Most of us don’t deal with such life-and-death decisions. But when you face your own time crunch, a system of triage can help you ration your time. To adapt the system to regular work, it helps to understand the three standards underlying traditional triage: urgency, importance, and payoff.
“Urgent” means needing attention now as opposed to later. In an emergency, anything that can be put off, should be put off. When the battle subsides, you can patch up the less urgent wounds.

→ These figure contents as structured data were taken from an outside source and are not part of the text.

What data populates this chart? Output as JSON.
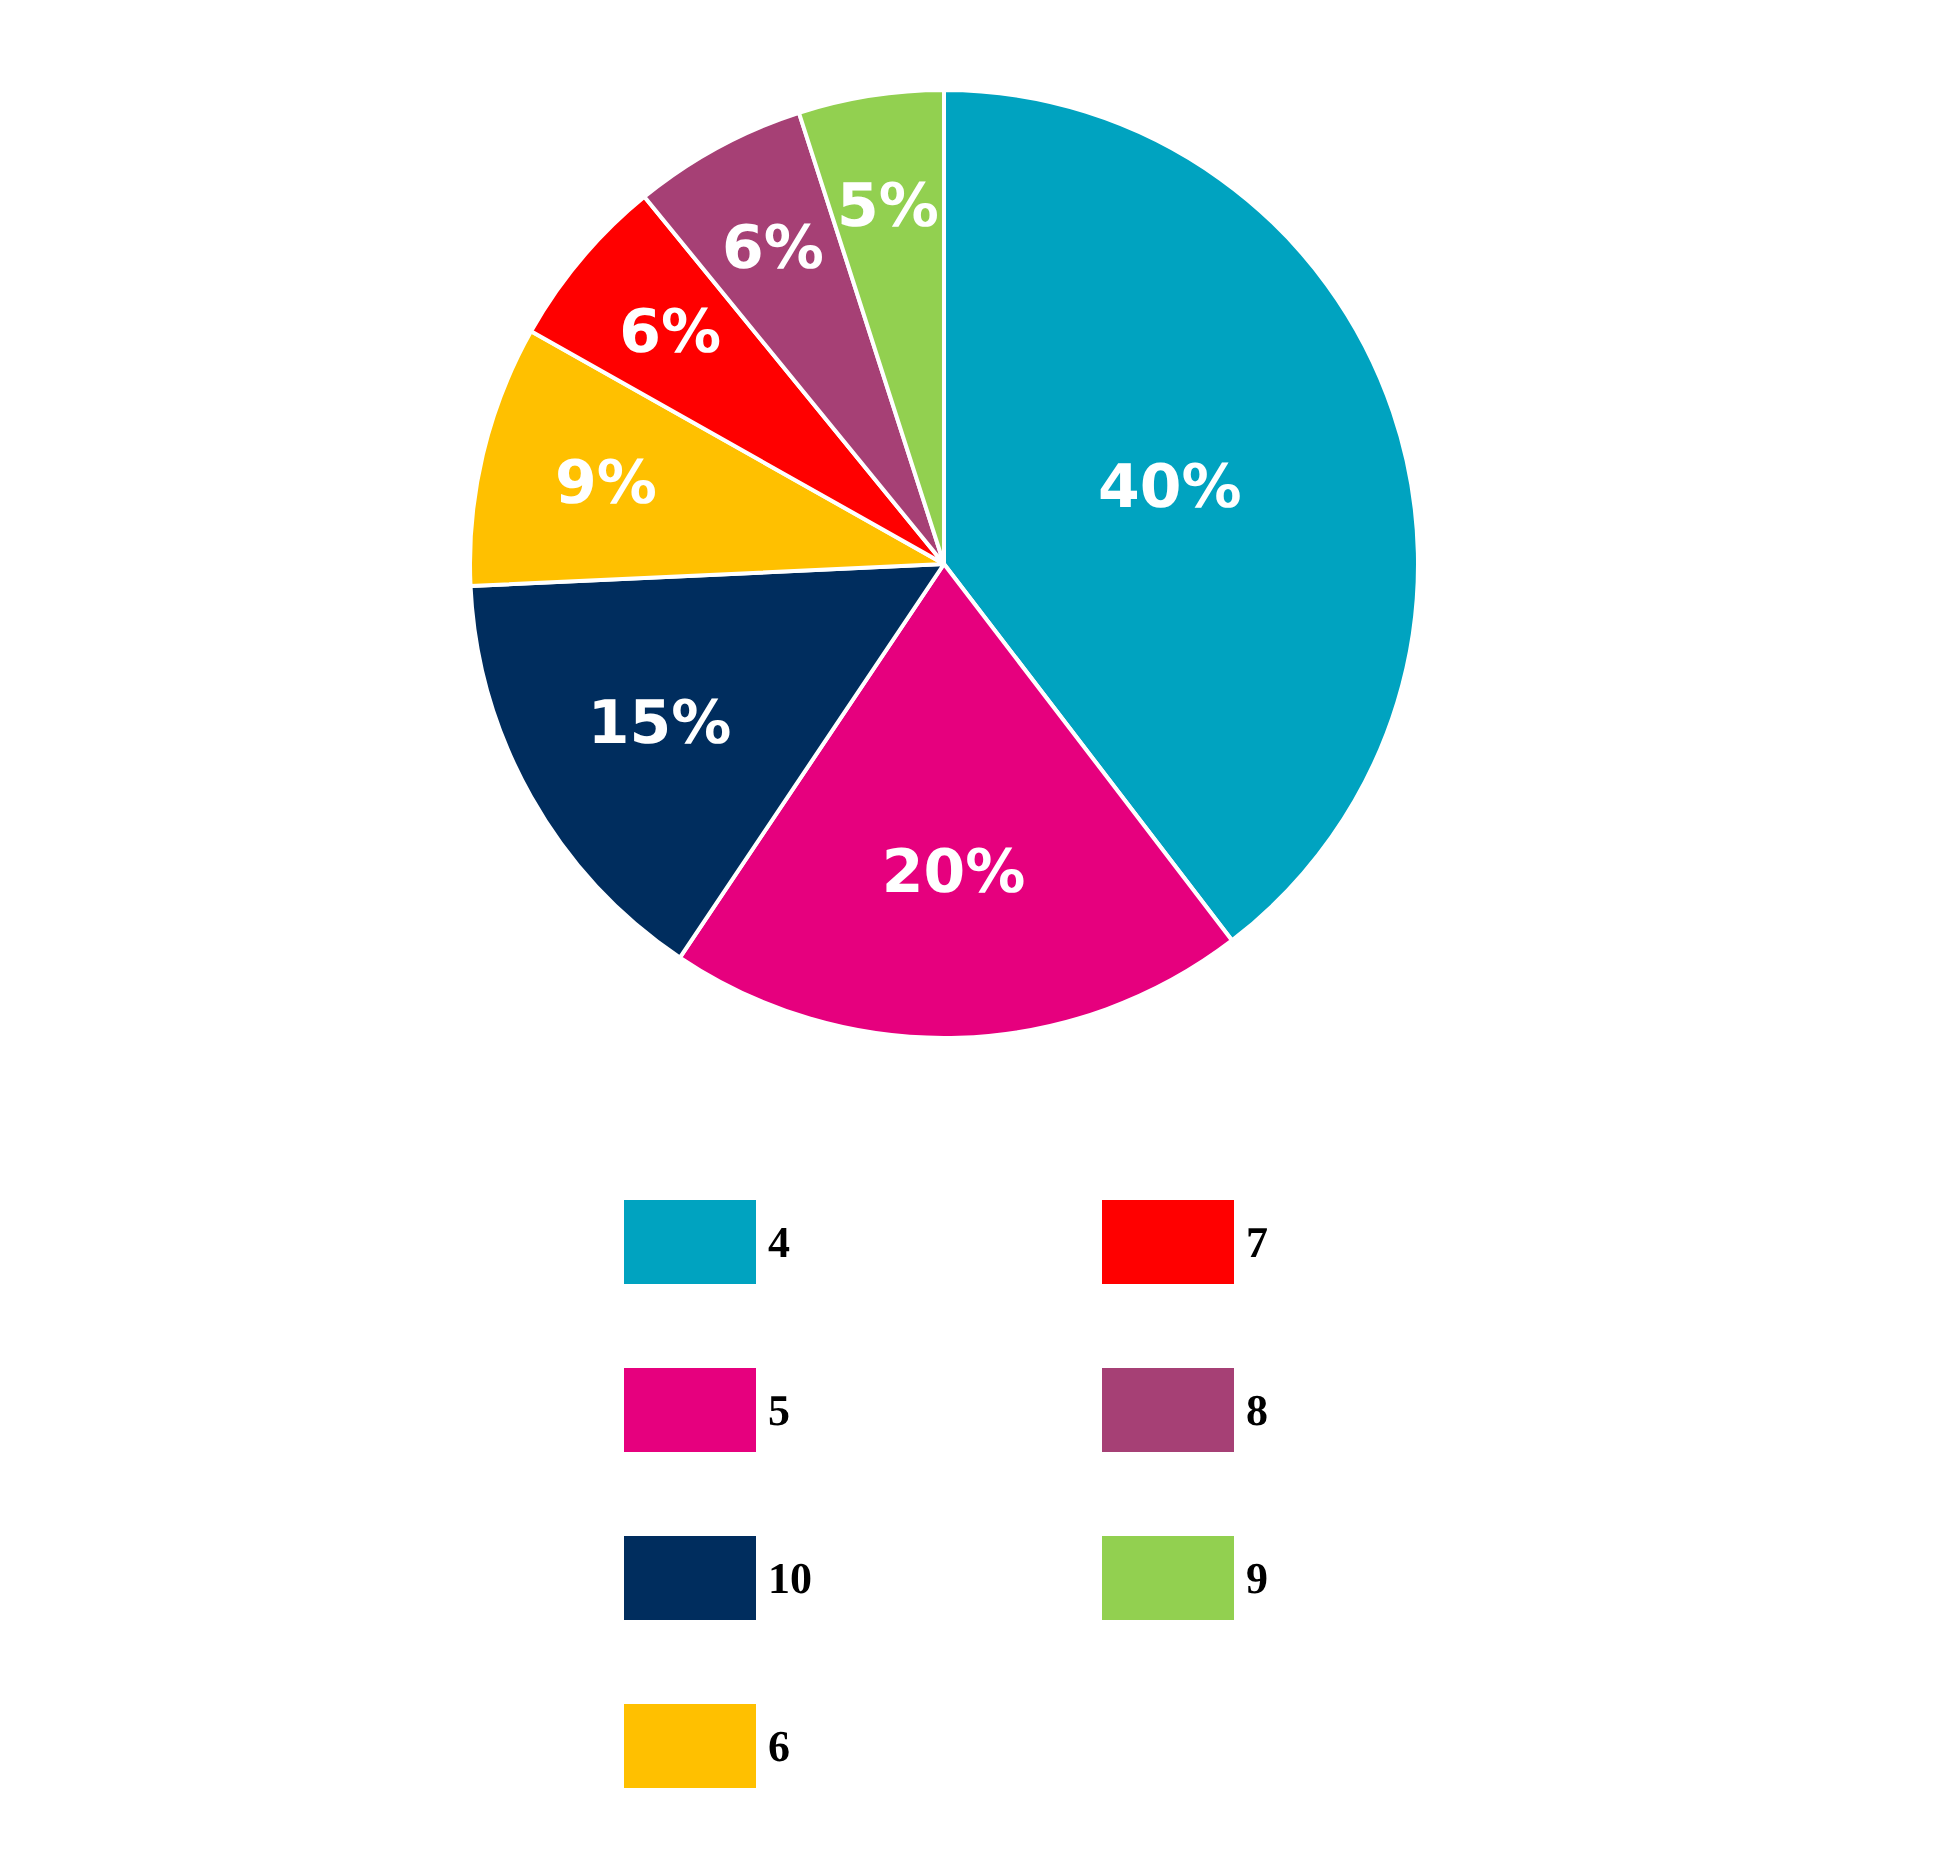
{
  "chart_data": {
    "type": "pie",
    "categories": [
      "4",
      "5",
      "10",
      "6",
      "7",
      "8",
      "9"
    ],
    "values": [
      40,
      20,
      15,
      9,
      6,
      6,
      5
    ],
    "value_labels": [
      "40%",
      "20%",
      "15%",
      "9%",
      "6%",
      "6%",
      "5%"
    ],
    "colors": [
      "#00a3c0",
      "#e6007e",
      "#002d5e",
      "#ffc000",
      "#ff0000",
      "#a64075",
      "#92d050"
    ],
    "legend": "bottom"
  }
}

“Important” means entitled to attention or consideration. You need to decide whether urgent items are entitled to your attention. For example, a co-worker may need help now–but his problem may not be important to your work. On the other hand, what’s important may not be urgent right now. You may conclude that applying for a new position at your company is the most important task on your to-do list, but if the application isn’t due for two weeks, it’s not urgent today. You can put it off temporarily.

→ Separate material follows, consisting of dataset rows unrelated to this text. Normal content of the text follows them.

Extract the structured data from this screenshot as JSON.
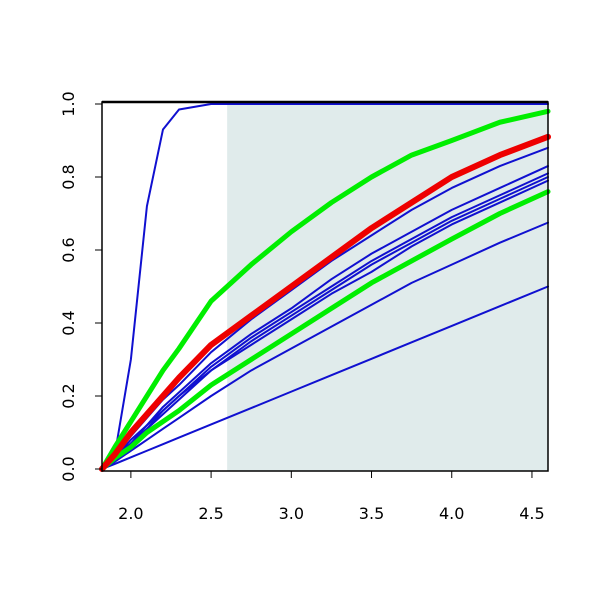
{
  "chart_data": {
    "type": "line",
    "x": [
      1.82,
      1.9,
      2.0,
      2.1,
      2.2,
      2.3,
      2.5,
      2.75,
      3.0,
      3.25,
      3.5,
      3.75,
      4.0,
      4.3,
      4.6
    ],
    "xlim": [
      1.82,
      4.6
    ],
    "ylim": [
      0,
      1
    ],
    "xticks": [
      {
        "value": 2,
        "label": "2.0"
      },
      2.5,
      {
        "value": 3,
        "label": "3.0"
      },
      3.5,
      {
        "value": 4,
        "label": "4.0"
      },
      4.5
    ],
    "yticks": [
      {
        "value": 0,
        "label": "0.0"
      },
      0.2,
      0.4,
      0.6,
      0.8,
      {
        "value": 1,
        "label": "1.0"
      }
    ],
    "shade": {
      "xlim": [
        2.6,
        4.6
      ],
      "color": "#e0ebeb"
    },
    "series": [
      {
        "color": "#1010d0",
        "width": 2,
        "values": [
          0,
          0.04,
          0.3,
          0.72,
          0.93,
          0.985,
          1,
          1,
          1,
          1,
          1,
          1,
          1,
          1,
          1
        ]
      },
      {
        "color": "#1010d0",
        "width": 2,
        "values": [
          0,
          0.04,
          0.09,
          0.14,
          0.19,
          0.23,
          0.32,
          0.41,
          0.49,
          0.57,
          0.64,
          0.71,
          0.77,
          0.83,
          0.88
        ]
      },
      {
        "color": "#1010d0",
        "width": 2,
        "values": [
          0,
          0.03,
          0.08,
          0.12,
          0.17,
          0.21,
          0.29,
          0.37,
          0.44,
          0.52,
          0.59,
          0.65,
          0.71,
          0.77,
          0.83
        ]
      },
      {
        "color": "#1010d0",
        "width": 2,
        "values": [
          0,
          0.03,
          0.07,
          0.12,
          0.16,
          0.2,
          0.28,
          0.36,
          0.43,
          0.5,
          0.57,
          0.63,
          0.69,
          0.75,
          0.81
        ]
      },
      {
        "color": "#1010d0",
        "width": 2,
        "values": [
          0,
          0.03,
          0.07,
          0.11,
          0.16,
          0.2,
          0.27,
          0.35,
          0.42,
          0.49,
          0.56,
          0.62,
          0.68,
          0.74,
          0.8
        ]
      },
      {
        "color": "#1010d0",
        "width": 2,
        "values": [
          0,
          0.03,
          0.07,
          0.11,
          0.15,
          0.19,
          0.27,
          0.34,
          0.41,
          0.48,
          0.54,
          0.61,
          0.67,
          0.73,
          0.79
        ]
      },
      {
        "color": "#1010d0",
        "width": 2,
        "values": [
          0,
          0.02,
          0.05,
          0.08,
          0.11,
          0.14,
          0.2,
          0.27,
          0.33,
          0.39,
          0.45,
          0.51,
          0.56,
          0.62,
          0.675
        ]
      },
      {
        "color": "#1010d0",
        "width": 2,
        "values": [
          0,
          0.014,
          0.032,
          0.05,
          0.068,
          0.086,
          0.122,
          0.167,
          0.212,
          0.257,
          0.302,
          0.347,
          0.392,
          0.446,
          0.5
        ]
      },
      {
        "color": "#00ee00",
        "width": 5,
        "values": [
          0,
          0.03,
          0.06,
          0.1,
          0.13,
          0.16,
          0.23,
          0.3,
          0.37,
          0.44,
          0.51,
          0.57,
          0.63,
          0.7,
          0.76
        ]
      },
      {
        "color": "#00ee00",
        "width": 5,
        "values": [
          0,
          0.06,
          0.13,
          0.2,
          0.27,
          0.33,
          0.46,
          0.56,
          0.65,
          0.73,
          0.8,
          0.86,
          0.9,
          0.95,
          0.98
        ]
      },
      {
        "color": "#ee0000",
        "width": 6,
        "values": [
          0,
          0.04,
          0.1,
          0.15,
          0.2,
          0.25,
          0.34,
          0.42,
          0.5,
          0.58,
          0.66,
          0.73,
          0.8,
          0.86,
          0.91
        ]
      }
    ]
  }
}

Deciding that a task is both urgent and important is like deciding that a wounded soldier is likely to die if he remains untreated.
You also need to consider the payoff for your effort, i.e., will the treatment make a difference between life and death? Sometimes a project is already doomed. Working on it now would be too little, too late. It is better to do one of the other urgent, important tasks that you can succeed on.
Although it seems simple, triage involves a complex value-judgment. It helps a doctor quickly isolate cases that are high urgency, high importance, and high payoff.
You can use this powerful analogy when you are under pressure. Rather than working step-by-step to categorize urgency, importance, and payoff for each item, simply ask yourself two triage questions. “Will this project live without ‘treatment’?” and “will this project die even with ‘treatment’ now?” You will zero in on your immediate priorities quickly and efficiently.
Of course, triage is only a stop-gap solution. Normally, you prioritize in relative calm, when you can give important but non-urgent issues the attention they deserve. But that’s another topic.